Guys and girls,
When it comes to EdgeR CPM filtering, how does one define a suitable cut-off. I have read that this filter choice is arbitary. The EdgeR vignette says cpm(y)>1 = n
. n being the smallest number of samples in a replicate grouping.
I have an experiment with two time points and I'm running the GLM (drug placebo example in the vignette) with a design file and a GLM fit.
3 conditions: control, light and heavy, all 3 conditions on each of the 2 time points, 3 biological reps per group.
I was planning on using cpm(y)>10=6
as I expect genes to appear in at least 6 of the 18 samples. I know EdgeR recommends using cpm(y)>10=3
in my case (3 being smallest rep group). Is there anything wrong with using 6, as each treatment is across 2 time points? MY BCV comes down when I filter, as there seems to be a lot of lowly expressed transcripts in my samples. I am more interested in the tag comparisons which show moderate to large changes in DE.
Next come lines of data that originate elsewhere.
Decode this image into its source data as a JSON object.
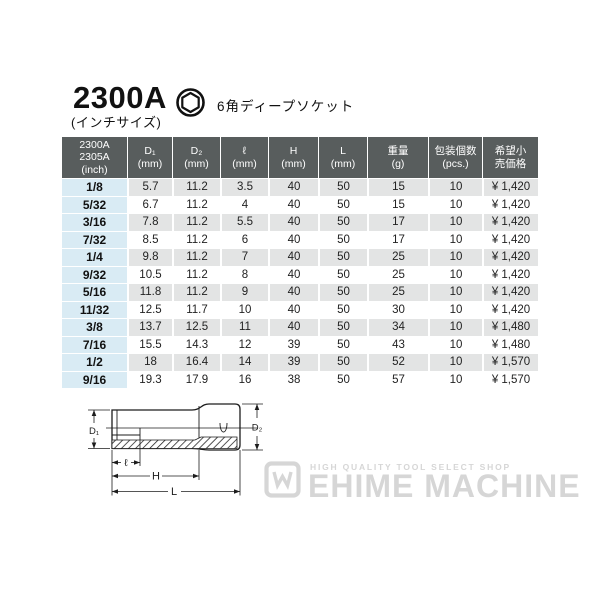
{
  "header": {
    "product_code": "2300A",
    "size_note": "(インチサイズ)",
    "product_type": "6角ディープソケット",
    "icon": "hex-socket-cross-section-icon"
  },
  "table": {
    "columns": [
      "2300A\n2305A\n(inch)",
      "D₁\n(mm)",
      "D₂\n(mm)",
      "ℓ\n(mm)",
      "H\n(mm)",
      "L\n(mm)",
      "重量\n(g)",
      "包装個数\n(pcs.)",
      "希望小\n売価格"
    ],
    "rows": [
      [
        "1/8",
        "5.7",
        "11.2",
        "3.5",
        "40",
        "50",
        "15",
        "10",
        "¥ 1,420"
      ],
      [
        "5/32",
        "6.7",
        "11.2",
        "4",
        "40",
        "50",
        "15",
        "10",
        "¥ 1,420"
      ],
      [
        "3/16",
        "7.8",
        "11.2",
        "5.5",
        "40",
        "50",
        "17",
        "10",
        "¥ 1,420"
      ],
      [
        "7/32",
        "8.5",
        "11.2",
        "6",
        "40",
        "50",
        "17",
        "10",
        "¥ 1,420"
      ],
      [
        "1/4",
        "9.8",
        "11.2",
        "7",
        "40",
        "50",
        "25",
        "10",
        "¥ 1,420"
      ],
      [
        "9/32",
        "10.5",
        "11.2",
        "8",
        "40",
        "50",
        "25",
        "10",
        "¥ 1,420"
      ],
      [
        "5/16",
        "11.8",
        "11.2",
        "9",
        "40",
        "50",
        "25",
        "10",
        "¥ 1,420"
      ],
      [
        "11/32",
        "12.5",
        "11.7",
        "10",
        "40",
        "50",
        "30",
        "10",
        "¥ 1,420"
      ],
      [
        "3/8",
        "13.7",
        "12.5",
        "11",
        "40",
        "50",
        "34",
        "10",
        "¥ 1,480"
      ],
      [
        "7/16",
        "15.5",
        "14.3",
        "12",
        "39",
        "50",
        "43",
        "10",
        "¥ 1,480"
      ],
      [
        "1/2",
        "18",
        "16.4",
        "14",
        "39",
        "50",
        "52",
        "10",
        "¥ 1,570"
      ],
      [
        "9/16",
        "19.3",
        "17.9",
        "16",
        "38",
        "50",
        "57",
        "10",
        "¥ 1,570"
      ]
    ]
  },
  "diagram": {
    "labels": {
      "d1": "D₁",
      "d2": "D₂",
      "ell": "ℓ",
      "h": "H",
      "l": "L"
    }
  },
  "watermark": {
    "tagline": "HIGH QUALITY TOOL SELECT SHOP",
    "brand": "EHIME MACHINE",
    "icon": "ehime-machine-w-mark-icon"
  },
  "colors": {
    "header_bg": "#585d5d",
    "inch_column_bg": "#d9ebf4",
    "row_stripe_bg": "#e3e4e4",
    "page_bg": "#ffffff",
    "text": "#1c1c1c",
    "watermark_gray": "#d6d6d6"
  }
}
Thanks for the feedback. I have heard of the genefilter module for R, does anyone know any tutorials on how I can apply it to EdgeR rather than Deseq2.
There is nothing wrong in using n=6 as long as you are OK with removing transcripts expressed below that threshold. But is it
cpm(y)>10
orcpm(y)>1
?cpm(y)>2=9 ok still? It brings the BCV down, but retains more transcripts.